Después de una larga ascensión por tierra suelta, utilizando como apoyo la masa sólida del casco, alcancé la parte superior de esa pared de tierra.
Vi que el proyectil, al aterrizar, había formado un vasto foso en el cual descansaba ahora. Había lanzado por todas partes grandes montones de tierra, y se veían jirones de humo verde y acre, presumiblemente producido como resultado de mis esfuerzos por abrir la escotilla. No tenía forma de saber hasta qué profundidad se había hundido el proyectil al hacer impacto, aunque me imaginaba que yo lo había desplazado de su posición original al huir de él.
Caminé hasta el extremo posterior del proyectil, que sobresalía del terreno y se elevaba sobre suelo virgen. Los monstruos habían abierto la gran escotilla que formaba la pared posterior del proyectil, y la bodega principal —que ahora vi que ocupaba la mayor parte del volumen de la nave— estaba vacía, tanto de seres como de sus máquinas. El borde inferior de la abertura estaba a sólo cincuenta centímetros del suelo, de modo que era fácil entrar a la bodega. Y eso hice.
Era cosa de un momento recorrer la cavernosa bodega y examinar las evidencias de la presencia de los monstruos; sin embargo, pasó casi una hora antes de que saliera de la nave. Encontré que mi cálculo anterior había sido exacto: en la bodega había espacio para cinco monstruos. También había habido a bordo varios vehículos, porque vi muchos mamparos y abrazaderas fijos en el casco de metal, donde se los había asegurado.
En lo más profundo de la bodega, contra la pared que la separaba de la sección de proa, encontré un gran pabellón, cuya forma y volumen indicaban, sin lugar a dudas, que estaba destinado a los monstruos. Con cierto titubeo espié en su interior… y retrocedí al momento.
Allí estaba el mecanismo que hacía funcionar la cabina de sangría del compartimiento de los esclavos, porque vi una cantidad de lancetas y pipetas, unidas por tubos transparentes a un gran depósito de vidrio que todavía contenía gran cantidad de sangre.
¡Era con este dispositivo que estos vampiros mataban a los humanos!
Me dirigí hacia el extremo abierto dé la bodega y vacié mis pulmones de ese hedor. Estaba totalmente anonadado por lo que había encontrado, y todo mi cuerpo temblaba de asco.
Poco más tarde volví al interior de la nave. Pasé a examinar los diversos elementos que los monstruos habían dejado tras de sí, y al hacerlo hice un descubrimiento según el cual las complejas maniobras que había realizado para escapar parecían innecesarias. Encontré que el casco del proyectil tenía, en realidad, una doble pared, y que por ella se extendía, desde la bodega principal, una red de pasajes angostos que recorrían la mayor parte de la longitud de la nave.
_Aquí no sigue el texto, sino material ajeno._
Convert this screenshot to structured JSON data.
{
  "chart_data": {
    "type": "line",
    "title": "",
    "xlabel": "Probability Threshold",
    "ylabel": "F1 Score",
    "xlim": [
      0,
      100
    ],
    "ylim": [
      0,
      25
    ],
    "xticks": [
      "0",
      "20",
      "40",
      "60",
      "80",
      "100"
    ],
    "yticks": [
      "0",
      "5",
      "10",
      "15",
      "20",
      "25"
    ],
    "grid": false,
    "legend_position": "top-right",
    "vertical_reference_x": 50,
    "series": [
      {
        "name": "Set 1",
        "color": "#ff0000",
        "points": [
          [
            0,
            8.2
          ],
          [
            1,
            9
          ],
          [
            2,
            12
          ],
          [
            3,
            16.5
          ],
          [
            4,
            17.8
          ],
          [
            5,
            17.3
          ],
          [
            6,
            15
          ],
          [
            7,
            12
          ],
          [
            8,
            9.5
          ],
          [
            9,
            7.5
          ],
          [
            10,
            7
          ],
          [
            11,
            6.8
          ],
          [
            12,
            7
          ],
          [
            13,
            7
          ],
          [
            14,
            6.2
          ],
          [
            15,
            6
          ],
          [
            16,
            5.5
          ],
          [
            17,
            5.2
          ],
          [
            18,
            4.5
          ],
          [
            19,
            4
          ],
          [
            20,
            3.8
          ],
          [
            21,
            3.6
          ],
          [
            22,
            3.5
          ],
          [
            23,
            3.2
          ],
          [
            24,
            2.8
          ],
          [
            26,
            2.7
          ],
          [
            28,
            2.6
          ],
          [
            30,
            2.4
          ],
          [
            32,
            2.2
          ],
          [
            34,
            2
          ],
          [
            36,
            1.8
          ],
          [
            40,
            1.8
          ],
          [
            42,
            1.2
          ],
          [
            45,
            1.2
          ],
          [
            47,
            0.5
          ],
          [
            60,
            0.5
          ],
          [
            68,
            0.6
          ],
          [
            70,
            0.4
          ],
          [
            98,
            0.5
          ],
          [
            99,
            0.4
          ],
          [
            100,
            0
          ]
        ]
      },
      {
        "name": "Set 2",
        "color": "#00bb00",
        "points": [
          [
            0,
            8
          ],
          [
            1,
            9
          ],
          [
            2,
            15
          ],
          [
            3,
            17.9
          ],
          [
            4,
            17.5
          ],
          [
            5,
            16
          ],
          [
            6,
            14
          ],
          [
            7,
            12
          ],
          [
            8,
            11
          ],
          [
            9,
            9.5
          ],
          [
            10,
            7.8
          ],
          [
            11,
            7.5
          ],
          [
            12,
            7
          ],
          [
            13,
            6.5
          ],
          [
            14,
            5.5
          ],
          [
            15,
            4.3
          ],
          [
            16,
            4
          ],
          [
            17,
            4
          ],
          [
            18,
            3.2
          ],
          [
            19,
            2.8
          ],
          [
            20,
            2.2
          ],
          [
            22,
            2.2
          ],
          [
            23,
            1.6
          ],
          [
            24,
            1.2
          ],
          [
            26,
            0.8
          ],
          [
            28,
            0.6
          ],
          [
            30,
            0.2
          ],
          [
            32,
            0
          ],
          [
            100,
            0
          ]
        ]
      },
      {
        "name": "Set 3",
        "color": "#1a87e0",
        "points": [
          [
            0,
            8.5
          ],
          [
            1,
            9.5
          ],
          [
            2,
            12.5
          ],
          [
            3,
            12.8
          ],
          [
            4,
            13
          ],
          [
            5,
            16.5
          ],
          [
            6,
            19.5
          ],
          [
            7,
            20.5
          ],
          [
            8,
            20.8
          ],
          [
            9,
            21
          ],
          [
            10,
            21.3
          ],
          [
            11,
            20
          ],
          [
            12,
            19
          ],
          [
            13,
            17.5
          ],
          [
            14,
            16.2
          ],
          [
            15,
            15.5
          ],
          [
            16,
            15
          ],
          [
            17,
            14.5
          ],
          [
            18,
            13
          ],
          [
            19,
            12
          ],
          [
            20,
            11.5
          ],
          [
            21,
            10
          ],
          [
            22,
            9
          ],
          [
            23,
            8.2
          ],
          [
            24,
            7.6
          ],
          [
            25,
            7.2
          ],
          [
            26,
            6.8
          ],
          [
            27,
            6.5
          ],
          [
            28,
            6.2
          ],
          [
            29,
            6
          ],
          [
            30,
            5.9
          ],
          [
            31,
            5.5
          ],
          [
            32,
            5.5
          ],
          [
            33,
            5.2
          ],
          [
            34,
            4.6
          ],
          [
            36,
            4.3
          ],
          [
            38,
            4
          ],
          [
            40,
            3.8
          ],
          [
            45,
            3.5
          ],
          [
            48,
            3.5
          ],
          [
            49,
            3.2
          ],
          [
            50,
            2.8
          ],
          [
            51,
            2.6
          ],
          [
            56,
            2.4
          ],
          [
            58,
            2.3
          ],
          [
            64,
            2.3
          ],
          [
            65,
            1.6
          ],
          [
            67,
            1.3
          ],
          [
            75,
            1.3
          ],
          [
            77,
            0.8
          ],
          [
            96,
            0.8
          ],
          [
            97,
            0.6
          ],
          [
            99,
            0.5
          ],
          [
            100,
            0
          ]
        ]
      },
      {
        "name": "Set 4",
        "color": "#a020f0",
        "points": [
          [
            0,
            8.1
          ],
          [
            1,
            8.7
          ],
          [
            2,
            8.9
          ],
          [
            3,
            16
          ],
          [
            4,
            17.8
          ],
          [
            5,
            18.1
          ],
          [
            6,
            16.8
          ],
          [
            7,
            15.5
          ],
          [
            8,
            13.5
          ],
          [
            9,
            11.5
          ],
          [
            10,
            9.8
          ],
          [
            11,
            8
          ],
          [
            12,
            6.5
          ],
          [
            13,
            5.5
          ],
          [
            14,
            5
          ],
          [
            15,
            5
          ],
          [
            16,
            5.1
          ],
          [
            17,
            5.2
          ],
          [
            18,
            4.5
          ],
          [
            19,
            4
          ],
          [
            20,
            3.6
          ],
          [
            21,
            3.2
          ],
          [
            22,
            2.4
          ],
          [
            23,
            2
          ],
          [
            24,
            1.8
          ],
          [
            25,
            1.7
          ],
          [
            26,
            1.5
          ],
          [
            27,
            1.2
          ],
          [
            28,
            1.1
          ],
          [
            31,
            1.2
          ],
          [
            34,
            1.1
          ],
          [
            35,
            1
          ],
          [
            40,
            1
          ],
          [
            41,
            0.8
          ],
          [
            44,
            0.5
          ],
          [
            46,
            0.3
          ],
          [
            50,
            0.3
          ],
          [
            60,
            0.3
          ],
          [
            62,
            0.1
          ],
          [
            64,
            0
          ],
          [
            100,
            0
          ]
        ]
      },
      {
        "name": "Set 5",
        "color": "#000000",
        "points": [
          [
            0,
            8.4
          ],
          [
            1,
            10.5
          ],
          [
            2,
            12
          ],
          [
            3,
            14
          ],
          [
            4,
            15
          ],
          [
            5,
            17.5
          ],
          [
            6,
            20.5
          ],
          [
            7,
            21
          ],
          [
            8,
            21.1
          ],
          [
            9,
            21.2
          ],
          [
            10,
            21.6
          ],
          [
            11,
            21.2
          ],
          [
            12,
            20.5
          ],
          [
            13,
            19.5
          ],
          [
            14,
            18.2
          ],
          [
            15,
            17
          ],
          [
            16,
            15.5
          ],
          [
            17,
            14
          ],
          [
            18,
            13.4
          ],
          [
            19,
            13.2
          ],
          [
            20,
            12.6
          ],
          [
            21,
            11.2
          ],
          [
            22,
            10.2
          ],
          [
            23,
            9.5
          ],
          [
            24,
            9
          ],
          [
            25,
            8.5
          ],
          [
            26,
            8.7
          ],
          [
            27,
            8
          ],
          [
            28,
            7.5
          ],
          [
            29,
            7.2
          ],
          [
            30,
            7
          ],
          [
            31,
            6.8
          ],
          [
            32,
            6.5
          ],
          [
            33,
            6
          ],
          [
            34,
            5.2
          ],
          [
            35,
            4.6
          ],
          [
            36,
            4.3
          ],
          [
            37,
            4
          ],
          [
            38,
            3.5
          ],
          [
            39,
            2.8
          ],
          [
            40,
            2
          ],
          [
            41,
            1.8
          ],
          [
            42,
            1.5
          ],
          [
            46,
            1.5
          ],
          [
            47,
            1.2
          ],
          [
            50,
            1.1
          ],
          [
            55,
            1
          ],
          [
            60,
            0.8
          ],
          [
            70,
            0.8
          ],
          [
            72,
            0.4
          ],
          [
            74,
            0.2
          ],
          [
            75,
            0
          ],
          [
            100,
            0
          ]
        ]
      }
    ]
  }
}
Trepando por ellos llegué finalmente a la cabina de control, a través de una puerta trampa instalada en el piso.
Los cuerpos de los dos marcianos humanos eran suficiente recuerdo de lo que había visto a bordo del proyectil, de modo que sin más demora volví a la bodega principal por los pasajes del casco. Estaba por saltar al suelo del desierto cuando se me ocurrió que en este mundo peligroso bien podía ir armado, de modo que revisé la bodega para ver si encontraba algo que pudiera servir de arma. No había mucho que elegir, ya que los monstruos se habían llevado consigo todos los elementos transportables… pero luego recordé las lancetas del pabellón de sangría.
Llené mis pulmones con aire fresco y luego me apresuré a llegar hasta el pabellón. Allí encontré que las lancetas estaban sujetas mediante una sencilla vaina, de modo que elegí una de poco más de veinte centímetros de largo. La destornillé, la limpié en la tela de uno de los tubos de presión y la coloqué en el bolso de Amelia. Luego, por fin, me apresuré a salir de la nave y me lancé al desierto.